Sol 1073 update by Ryan Anderson: Drive-Thru Geology (12 August 2015)

The drive on sol 1072 was successful, with a total distance travelled of about 35 meters. For sol 1073, Mastcam will be very busy taking pictures to document the geology in our new location. We are planning a 31x1 mosaic of the outcrop in Marias Pass, plus a 13x3 mosaic of “Mt. Shields” (not to be confused with Mt. Sharp!) and a 10x3 stereo mosaic of “Gunton”. Navcam also has 8 frames of atmospheric observations of the horizon to the north. Once we are done taking pictures, the plan is to drive for another ~40 meters.

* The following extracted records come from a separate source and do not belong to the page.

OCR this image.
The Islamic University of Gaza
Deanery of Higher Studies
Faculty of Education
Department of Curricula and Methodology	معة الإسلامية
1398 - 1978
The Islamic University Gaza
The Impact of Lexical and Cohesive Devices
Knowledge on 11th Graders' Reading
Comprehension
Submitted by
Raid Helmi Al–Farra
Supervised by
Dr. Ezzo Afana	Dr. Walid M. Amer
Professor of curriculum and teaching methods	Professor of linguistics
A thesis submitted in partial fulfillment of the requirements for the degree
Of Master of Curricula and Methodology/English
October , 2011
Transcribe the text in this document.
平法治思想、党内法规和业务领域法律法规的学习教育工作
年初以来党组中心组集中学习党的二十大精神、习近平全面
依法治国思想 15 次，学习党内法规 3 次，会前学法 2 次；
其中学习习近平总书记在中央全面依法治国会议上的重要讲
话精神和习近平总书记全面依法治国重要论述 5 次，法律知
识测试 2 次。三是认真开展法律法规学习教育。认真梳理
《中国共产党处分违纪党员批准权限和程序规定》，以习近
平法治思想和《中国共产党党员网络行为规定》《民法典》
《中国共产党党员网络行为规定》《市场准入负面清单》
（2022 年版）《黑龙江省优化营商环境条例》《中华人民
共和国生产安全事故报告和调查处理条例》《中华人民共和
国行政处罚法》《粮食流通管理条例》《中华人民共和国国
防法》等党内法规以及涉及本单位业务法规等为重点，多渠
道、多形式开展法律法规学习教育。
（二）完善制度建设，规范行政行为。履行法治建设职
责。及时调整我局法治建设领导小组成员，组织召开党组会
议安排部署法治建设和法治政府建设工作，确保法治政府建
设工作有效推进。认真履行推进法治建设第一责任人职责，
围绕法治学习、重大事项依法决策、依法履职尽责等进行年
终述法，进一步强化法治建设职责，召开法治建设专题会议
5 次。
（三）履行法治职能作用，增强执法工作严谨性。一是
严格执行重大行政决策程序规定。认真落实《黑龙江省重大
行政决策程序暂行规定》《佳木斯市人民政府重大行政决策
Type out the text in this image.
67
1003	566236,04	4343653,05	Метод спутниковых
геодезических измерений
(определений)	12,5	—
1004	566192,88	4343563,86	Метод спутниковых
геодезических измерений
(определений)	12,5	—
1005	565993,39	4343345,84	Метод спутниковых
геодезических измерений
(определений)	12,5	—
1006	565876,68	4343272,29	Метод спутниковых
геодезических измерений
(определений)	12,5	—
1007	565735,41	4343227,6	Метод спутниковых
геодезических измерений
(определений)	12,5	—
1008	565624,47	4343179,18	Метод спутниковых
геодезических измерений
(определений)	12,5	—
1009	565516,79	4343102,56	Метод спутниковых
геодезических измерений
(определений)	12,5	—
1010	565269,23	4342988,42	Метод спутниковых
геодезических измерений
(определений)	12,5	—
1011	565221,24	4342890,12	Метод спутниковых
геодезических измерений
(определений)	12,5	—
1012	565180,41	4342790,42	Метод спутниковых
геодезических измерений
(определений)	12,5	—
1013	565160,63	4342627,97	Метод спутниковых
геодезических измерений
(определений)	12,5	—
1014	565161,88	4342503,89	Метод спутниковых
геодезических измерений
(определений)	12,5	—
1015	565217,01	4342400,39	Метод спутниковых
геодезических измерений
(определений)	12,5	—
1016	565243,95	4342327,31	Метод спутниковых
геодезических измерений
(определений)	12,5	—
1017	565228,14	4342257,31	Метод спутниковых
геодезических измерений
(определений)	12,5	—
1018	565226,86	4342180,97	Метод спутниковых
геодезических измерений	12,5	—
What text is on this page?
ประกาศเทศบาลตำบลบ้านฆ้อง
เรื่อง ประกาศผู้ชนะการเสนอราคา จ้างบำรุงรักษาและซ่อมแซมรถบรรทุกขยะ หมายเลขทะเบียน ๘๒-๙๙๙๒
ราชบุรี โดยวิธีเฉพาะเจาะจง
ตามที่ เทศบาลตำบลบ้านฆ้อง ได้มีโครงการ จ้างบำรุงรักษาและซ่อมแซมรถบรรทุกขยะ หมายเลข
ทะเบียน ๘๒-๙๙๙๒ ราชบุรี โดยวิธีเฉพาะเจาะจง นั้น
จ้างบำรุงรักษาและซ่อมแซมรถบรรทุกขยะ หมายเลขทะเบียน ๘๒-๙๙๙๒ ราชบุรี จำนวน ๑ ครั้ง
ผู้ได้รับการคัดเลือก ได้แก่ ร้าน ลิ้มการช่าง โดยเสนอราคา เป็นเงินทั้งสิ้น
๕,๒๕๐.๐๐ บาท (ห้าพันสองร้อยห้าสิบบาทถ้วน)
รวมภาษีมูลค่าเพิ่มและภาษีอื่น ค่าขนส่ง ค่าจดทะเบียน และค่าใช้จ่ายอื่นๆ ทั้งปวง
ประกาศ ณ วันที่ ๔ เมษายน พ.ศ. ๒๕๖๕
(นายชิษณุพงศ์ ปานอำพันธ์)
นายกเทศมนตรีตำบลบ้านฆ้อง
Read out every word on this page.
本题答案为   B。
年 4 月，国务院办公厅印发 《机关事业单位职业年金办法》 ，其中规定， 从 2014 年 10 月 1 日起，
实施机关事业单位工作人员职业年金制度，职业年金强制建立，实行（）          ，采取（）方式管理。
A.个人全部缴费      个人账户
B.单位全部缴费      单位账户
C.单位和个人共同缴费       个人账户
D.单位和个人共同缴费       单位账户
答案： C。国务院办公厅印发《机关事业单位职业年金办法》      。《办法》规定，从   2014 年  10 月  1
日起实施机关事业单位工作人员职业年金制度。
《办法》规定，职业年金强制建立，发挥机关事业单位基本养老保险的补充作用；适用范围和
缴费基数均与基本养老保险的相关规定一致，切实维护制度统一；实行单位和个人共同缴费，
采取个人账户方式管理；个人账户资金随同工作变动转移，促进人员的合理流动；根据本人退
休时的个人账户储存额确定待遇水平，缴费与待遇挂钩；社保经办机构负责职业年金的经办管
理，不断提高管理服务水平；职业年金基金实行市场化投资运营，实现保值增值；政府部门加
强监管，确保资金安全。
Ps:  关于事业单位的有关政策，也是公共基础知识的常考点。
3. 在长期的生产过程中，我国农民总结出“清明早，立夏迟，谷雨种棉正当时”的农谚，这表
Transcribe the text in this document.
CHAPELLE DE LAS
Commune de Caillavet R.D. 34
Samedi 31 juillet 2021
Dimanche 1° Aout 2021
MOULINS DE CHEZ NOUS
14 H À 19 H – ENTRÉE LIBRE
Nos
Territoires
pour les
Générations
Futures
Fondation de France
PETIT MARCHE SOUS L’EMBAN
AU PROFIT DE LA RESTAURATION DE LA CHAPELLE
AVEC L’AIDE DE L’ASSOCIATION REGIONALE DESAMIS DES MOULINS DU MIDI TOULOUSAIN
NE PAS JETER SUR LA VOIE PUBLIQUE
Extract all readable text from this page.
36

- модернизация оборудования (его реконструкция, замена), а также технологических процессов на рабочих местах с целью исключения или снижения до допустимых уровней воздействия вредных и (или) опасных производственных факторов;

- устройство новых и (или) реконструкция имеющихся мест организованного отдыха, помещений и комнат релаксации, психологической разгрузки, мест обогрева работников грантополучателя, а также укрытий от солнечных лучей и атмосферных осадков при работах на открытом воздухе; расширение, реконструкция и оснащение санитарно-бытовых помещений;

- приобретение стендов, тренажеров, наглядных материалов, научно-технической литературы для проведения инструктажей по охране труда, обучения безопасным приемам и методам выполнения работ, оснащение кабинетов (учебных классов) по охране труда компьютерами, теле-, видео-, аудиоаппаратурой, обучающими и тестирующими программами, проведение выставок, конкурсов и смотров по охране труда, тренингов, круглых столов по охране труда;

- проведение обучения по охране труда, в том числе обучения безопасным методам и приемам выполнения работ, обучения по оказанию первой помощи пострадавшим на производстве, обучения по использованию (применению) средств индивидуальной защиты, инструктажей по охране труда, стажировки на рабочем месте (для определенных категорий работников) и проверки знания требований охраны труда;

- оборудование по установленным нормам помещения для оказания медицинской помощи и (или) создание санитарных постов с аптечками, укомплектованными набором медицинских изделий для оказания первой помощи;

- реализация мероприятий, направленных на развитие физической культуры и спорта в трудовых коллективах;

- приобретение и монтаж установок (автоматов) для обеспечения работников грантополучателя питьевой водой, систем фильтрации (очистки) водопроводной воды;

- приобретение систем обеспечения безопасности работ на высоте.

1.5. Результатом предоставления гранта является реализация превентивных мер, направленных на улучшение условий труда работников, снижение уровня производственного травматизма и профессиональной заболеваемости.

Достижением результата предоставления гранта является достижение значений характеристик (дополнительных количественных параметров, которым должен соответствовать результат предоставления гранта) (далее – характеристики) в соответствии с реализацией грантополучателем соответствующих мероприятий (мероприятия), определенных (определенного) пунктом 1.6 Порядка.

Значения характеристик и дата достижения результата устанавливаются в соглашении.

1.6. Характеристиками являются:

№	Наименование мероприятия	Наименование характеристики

After the drive, we will do our normal post-drive imaging so that we can plan activities for tomorrow, plus an “active” measurement with DAN (meaning that the instrument will produce neutrons to help detect hydrogen in the subsurface, rather than relying on natural background neutrons). The plan also includes some early morning Navcam and Mastcam atmospheric observations on sol 1074.

I’m on duty as science Payload Uplink Lead (sPUL) for ChemCam tomorrow, so I’m hoping we will have some time to zap some targets before we continue driving!

Sol 1074 update by Ryan Anderson: Crazy Mountain (13 August 2015)

The 47 meter drive on sol 1073 went exactly as expected, putting us in a good position for the sol 1074 plan. It’s a pretty simple plan today, with time for a single ChemCam observation of a target called “Crazy Mountain”. I got to pick the name for this target (one of my favorite parts of being involved in operations), and it seemed fitting since the target is on a big layered block that is tilted at a crazy angle. Mastcam will take a 3x3 mosaic of this rock, plus a right-eye image of the target “Blodget” and a 20x1 mosaic of the outcrops and mesas to the east, named “Sa-ol-Sooth”. After that, we will drive some more, and do some post-drive imaging so that we can do some targeted observations in the weekend plan.